Socrates rejects Meno’s paradox by appealing to a traditional religious‑philosophical doctrine: the soul is immortal, repeatedly reborn, has seen and learned all things, and what we call learning is in fact recollection (anamnesis) of this prior knowledge.
Key Arguments
- Socrates claims to have heard from “priests and priestesses” and inspired poets like Pindar that “the soul of man is immortal, and at one time has an end, which is termed dying, and at another time is born again, but is never destroyed.”
- He explains that, having been “born again many times, and having seen all things that exist, whether in this world or in the world below, [the soul] has knowledge of them all.”
- Given that “all nature is akin, and the soul has learned all things,” he argues there is “no difficulty in her eliciting or as men say learning, out of a single recollection all the rest, if a man is strenuous and does not faint.”
- On this basis he asserts the thesis: “all enquiry and all learning is but recollection,” thereby dissolving the paradox’s assumption that inquiry proceeds from complete ignorance.
- He explicitly opposes the paradox as a “sophistical argument about the impossibility of enquiry” which “will make us idle; and is sweet only to the sluggard,” whereas the recollection doctrine “will make us active and inquisitive.”
- He adds a moral “moral”: because the soul is immortal and faces recompense—Persephone “sends the souls of those from whom she has received the penalty of ancient crime back again”—“a man ought to live always in perfect holiness,” linking the epistemological view to ethical exhortation.
Source Quotes
SOCRATES: Some of them were priests and priestesses, who had studied how they might be able to give a reason of their profession: there have been poets also, who spoke of these things by inspiration, like Pindar, and many others who were inspired. And they say—mark, now, and see whether their words are true—they say that the soul of man is immortal, and at one time has an end, which is termed dying, and at another time is born again, but is never destroyed. And the moral is, that a man ought to live always in perfect holiness.

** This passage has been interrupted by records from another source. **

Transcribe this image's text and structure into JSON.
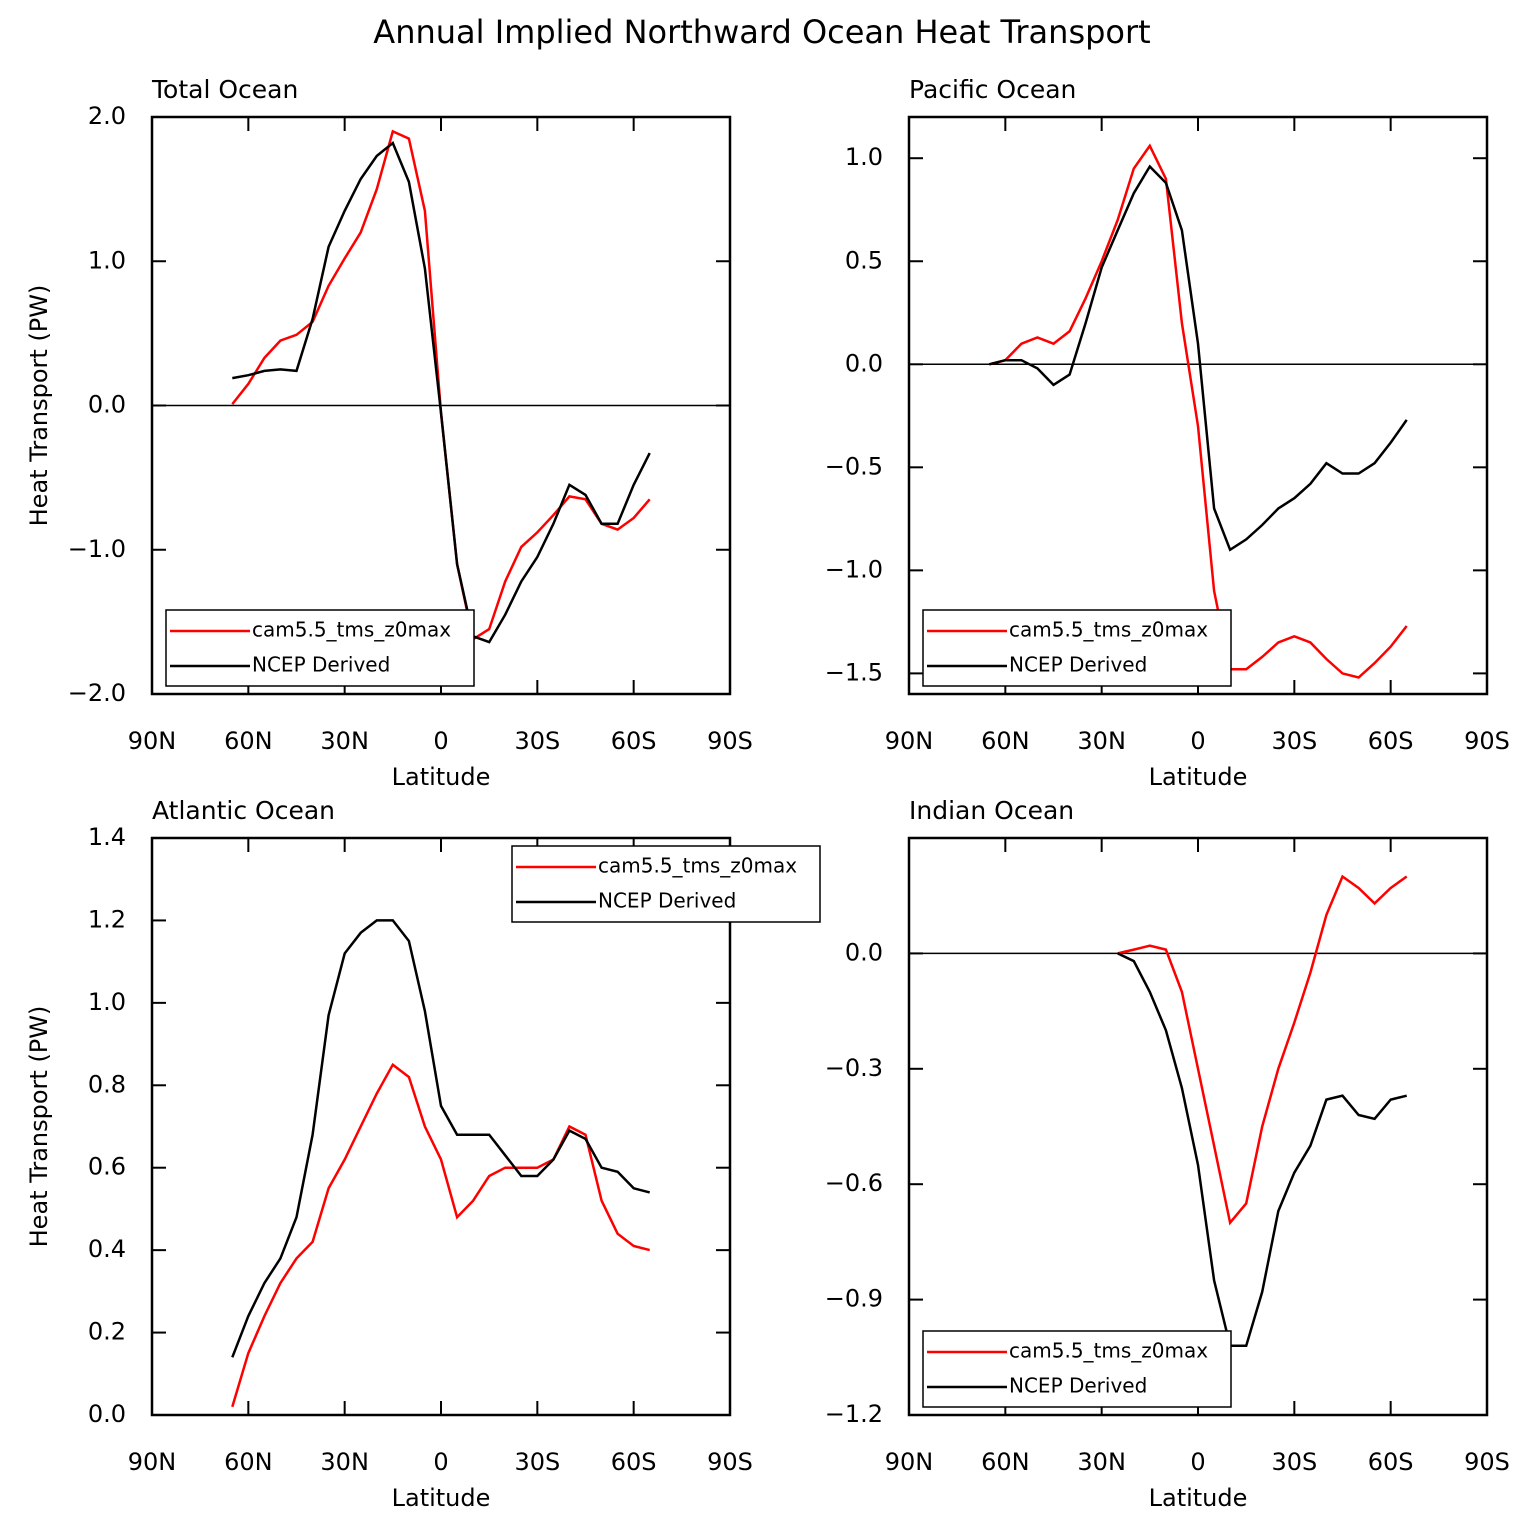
{
  "title": "Annual Implied Northward Ocean Heat Transport",
  "chart_data": [
    {
      "type": "line",
      "title": "Total Ocean",
      "xlabel": "Latitude",
      "ylabel": "Heat Transport (PW)",
      "xlim": [
        90,
        -90
      ],
      "xticks": [
        {
          "value": 90,
          "label": "90N"
        },
        {
          "value": 60,
          "label": "60N"
        },
        {
          "value": 30,
          "label": "30N"
        },
        0,
        {
          "value": -30,
          "label": "30S"
        },
        {
          "value": -60,
          "label": "60S"
        },
        {
          "value": -90,
          "label": "90S"
        }
      ],
      "ylim": [
        -2,
        2
      ],
      "yticks": [
        {
          "value": 2,
          "label": "2.0"
        },
        {
          "value": 1,
          "label": "1.0"
        },
        {
          "value": 0,
          "label": "0.0"
        },
        {
          "value": -1,
          "label": "−1.0"
        },
        {
          "value": -2,
          "label": "−2.0"
        }
      ],
      "zero_line": true,
      "legend": "lower left",
      "x": [
        65,
        60,
        55,
        50,
        45,
        40,
        35,
        30,
        25,
        20,
        15,
        10,
        5,
        0,
        -5,
        -10,
        -15,
        -20,
        -25,
        -30,
        -35,
        -40,
        -45,
        -50,
        -55,
        -60,
        -65
      ],
      "series": [
        {
          "name": "cam5.5_tms_z0max",
          "color": "#ff0000",
          "values": [
            0.01,
            0.15,
            0.33,
            0.45,
            0.49,
            0.58,
            0.83,
            1.02,
            1.2,
            1.5,
            1.9,
            1.85,
            1.35,
            -0.05,
            -1.1,
            -1.62,
            -1.55,
            -1.22,
            -0.98,
            -0.88,
            -0.76,
            -0.63,
            -0.65,
            -0.82,
            -0.86,
            -0.78,
            -0.65
          ]
        },
        {
          "name": "NCEP Derived",
          "color": "#000000",
          "values": [
            0.19,
            0.21,
            0.24,
            0.25,
            0.24,
            0.6,
            1.1,
            1.35,
            1.57,
            1.73,
            1.82,
            1.55,
            0.95,
            -0.05,
            -1.1,
            -1.6,
            -1.64,
            -1.45,
            -1.22,
            -1.05,
            -0.82,
            -0.55,
            -0.62,
            -0.82,
            -0.82,
            -0.55,
            -0.33
          ]
        }
      ]
    },
    {
      "type": "line",
      "title": "Pacific Ocean",
      "xlabel": "Latitude",
      "xlim": [
        90,
        -90
      ],
      "xticks": [
        {
          "value": 90,
          "label": "90N"
        },
        {
          "value": 60,
          "label": "60N"
        },
        {
          "value": 30,
          "label": "30N"
        },
        0,
        {
          "value": -30,
          "label": "30S"
        },
        {
          "value": -60,
          "label": "60S"
        },
        {
          "value": -90,
          "label": "90S"
        }
      ],
      "ylim": [
        -1.6,
        1.2
      ],
      "yticks": [
        {
          "value": 1,
          "label": "1.0"
        },
        0.5,
        {
          "value": 0,
          "label": "0.0"
        },
        {
          "value": -0.5,
          "label": "−0.5"
        },
        {
          "value": -1,
          "label": "−1.0"
        },
        {
          "value": -1.5,
          "label": "−1.5"
        }
      ],
      "zero_line": true,
      "legend": "lower left",
      "x": [
        65,
        60,
        55,
        50,
        45,
        40,
        35,
        30,
        25,
        20,
        15,
        10,
        5,
        0,
        -5,
        -10,
        -15,
        -20,
        -25,
        -30,
        -35,
        -40,
        -45,
        -50,
        -55,
        -60,
        -65
      ],
      "series": [
        {
          "name": "cam5.5_tms_z0max",
          "color": "#ff0000",
          "values": [
            0,
            0.02,
            0.1,
            0.13,
            0.1,
            0.16,
            0.32,
            0.5,
            0.7,
            0.95,
            1.06,
            0.9,
            0.2,
            -0.3,
            -1.1,
            -1.48,
            -1.48,
            -1.42,
            -1.35,
            -1.32,
            -1.35,
            -1.43,
            -1.5,
            -1.52,
            -1.45,
            -1.37,
            -1.27
          ]
        },
        {
          "name": "NCEP Derived",
          "color": "#000000",
          "values": [
            0,
            0.02,
            0.02,
            -0.02,
            -0.1,
            -0.05,
            0.2,
            0.47,
            0.65,
            0.83,
            0.96,
            0.88,
            0.65,
            0.1,
            -0.7,
            -0.9,
            -0.85,
            -0.78,
            -0.7,
            -0.65,
            -0.58,
            -0.48,
            -0.53,
            -0.53,
            -0.48,
            -0.38,
            -0.27
          ]
        }
      ]
    },
    {
      "type": "line",
      "title": "Atlantic Ocean",
      "xlabel": "Latitude",
      "ylabel": "Heat Transport (PW)",
      "xlim": [
        90,
        -90
      ],
      "xticks": [
        {
          "value": 90,
          "label": "90N"
        },
        {
          "value": 60,
          "label": "60N"
        },
        {
          "value": 30,
          "label": "30N"
        },
        0,
        {
          "value": -30,
          "label": "30S"
        },
        {
          "value": -60,
          "label": "60S"
        },
        {
          "value": -90,
          "label": "90S"
        }
      ],
      "ylim": [
        0,
        1.4
      ],
      "yticks": [
        {
          "value": 0,
          "label": "0.0"
        },
        0.2,
        0.4,
        0.6,
        0.8,
        {
          "value": 1,
          "label": "1.0"
        },
        1.2,
        1.4
      ],
      "zero_line": false,
      "legend": "upper right",
      "x": [
        65,
        60,
        55,
        50,
        45,
        40,
        35,
        30,
        25,
        20,
        15,
        10,
        5,
        0,
        -5,
        -10,
        -15,
        -20,
        -25,
        -30,
        -35,
        -40,
        -45,
        -50,
        -55,
        -60,
        -65
      ],
      "series": [
        {
          "name": "cam5.5_tms_z0max",
          "color": "#ff0000",
          "values": [
            0.02,
            0.15,
            0.24,
            0.32,
            0.38,
            0.42,
            0.55,
            0.62,
            0.7,
            0.78,
            0.85,
            0.82,
            0.7,
            0.62,
            0.48,
            0.52,
            0.58,
            0.6,
            0.6,
            0.6,
            0.62,
            0.7,
            0.68,
            0.52,
            0.44,
            0.41,
            0.4
          ]
        },
        {
          "name": "NCEP Derived",
          "color": "#000000",
          "values": [
            0.14,
            0.24,
            0.32,
            0.38,
            0.48,
            0.68,
            0.97,
            1.12,
            1.17,
            1.2,
            1.2,
            1.15,
            0.98,
            0.75,
            0.68,
            0.68,
            0.68,
            0.63,
            0.58,
            0.58,
            0.62,
            0.69,
            0.67,
            0.6,
            0.59,
            0.55,
            0.54
          ]
        }
      ]
    },
    {
      "type": "line",
      "title": "Indian Ocean",
      "xlabel": "Latitude",
      "xlim": [
        90,
        -90
      ],
      "xticks": [
        {
          "value": 90,
          "label": "90N"
        },
        {
          "value": 60,
          "label": "60N"
        },
        {
          "value": 30,
          "label": "30N"
        },
        0,
        {
          "value": -30,
          "label": "30S"
        },
        {
          "value": -60,
          "label": "60S"
        },
        {
          "value": -90,
          "label": "90S"
        }
      ],
      "ylim": [
        -1.2,
        0.3
      ],
      "yticks": [
        {
          "value": 0,
          "label": "0.0"
        },
        {
          "value": -0.3,
          "label": "−0.3"
        },
        {
          "value": -0.6,
          "label": "−0.6"
        },
        {
          "value": -0.9,
          "label": "−0.9"
        },
        {
          "value": -1.2,
          "label": "−1.2"
        }
      ],
      "zero_line": true,
      "legend": "lower left",
      "x": [
        25,
        20,
        15,
        10,
        5,
        0,
        -5,
        -10,
        -15,
        -20,
        -25,
        -30,
        -35,
        -40,
        -45,
        -50,
        -55,
        -60,
        -65
      ],
      "series": [
        {
          "name": "cam5.5_tms_z0max",
          "color": "#ff0000",
          "values": [
            0,
            0.01,
            0.02,
            0.01,
            -0.1,
            -0.3,
            -0.5,
            -0.7,
            -0.65,
            -0.45,
            -0.3,
            -0.18,
            -0.05,
            0.1,
            0.2,
            0.17,
            0.13,
            0.17,
            0.2
          ]
        },
        {
          "name": "NCEP Derived",
          "color": "#000000",
          "values": [
            0,
            -0.02,
            -0.1,
            -0.2,
            -0.35,
            -0.55,
            -0.85,
            -1.02,
            -1.02,
            -0.88,
            -0.67,
            -0.57,
            -0.5,
            -0.38,
            -0.37,
            -0.42,
            -0.43,
            -0.38,
            -0.37
          ]
        }
      ]
    }
  ]
}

'For in the ninth year Persephone sends the souls of those from whom she has received the penalty of ancient crime back again from beneath into the light of the sun above, and these are they who become noble kings and mighty men and great in wisdom and are called saintly heroes in after ages.' The soul, then, as being immortal, and having been born again many times, and having seen all things that exist, whether in this world or in the world below, has knowledge of them all; and it is no wonder that she should be able to call to remembrance all that she ever knew about virtue, and about everything; for as all nature is akin, and the soul has learned all things; there is no difficulty in her eliciting or as men say learning, out of a single recollection all the rest, if a man is strenuous and does not faint; for all enquiry and all learning is but recollection. And therefore we ought not to listen to this sophistical argument about the impossibility of enquiry: for it will make us idle; and is sweet only to the sluggard; but the other saying will make us active and inquisitive.

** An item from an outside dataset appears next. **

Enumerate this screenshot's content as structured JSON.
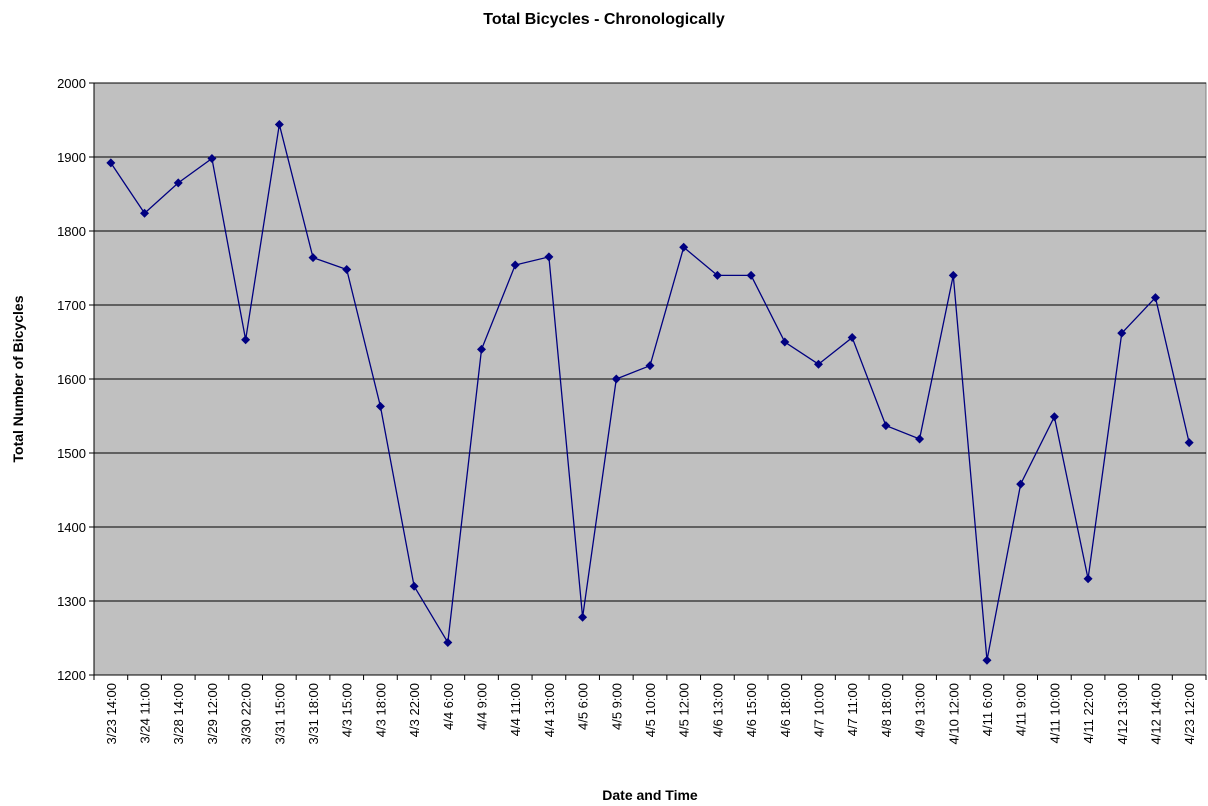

The soul, then, as being immortal, and having been born again many times, and having seen all things that exist, whether in this world or in the world below, has knowledge of them all; and it is no wonder that she should be able to call to remembrance all that she ever knew about virtue, and about everything; for as all nature is akin, and the soul has learned all things; there is no difficulty in her eliciting or as men say learning, out of a single recollection all the rest, if a man is strenuous and does not faint; for all enquiry and all learning is but recollection. And therefore we ought not to listen to this sophistical argument about the impossibility of enquiry: for it will make us idle; and is sweet only to the sluggard; but the other saying will make us active and inquisitive. In that confiding, I will gladly enquire with you into the nature of virtue.
Key Concepts
- they say that the soul of man is immortal, and at one time has an end, which is termed dying, and at another time is born again, but is never destroyed.
- The soul, then, as being immortal, and having been born again many times, and having seen all things that exist, whether in this world or in the world below, has knowledge of them all;
- for as all nature is akin, and the soul has learned all things; there is no difficulty in her eliciting or as men say learning, out of a single recollection all the rest, if a man is strenuous and does not faint;
- for all enquiry and all learning is but recollection.
- we ought not to listen to this sophistical argument about the impossibility of enquiry: for it will make us idle; and is sweet only to the sluggard; but the other saying will make us active and inquisitive.
Context
Responding directly to Meno’s paradox, Socrates introduces the immortality and reincarnation of the soul and the theory of recollection as a way to show that inquiry is possible and morally significant; this marks a transition from purely elenctic discussion to a more constructive metaphysical doctrine.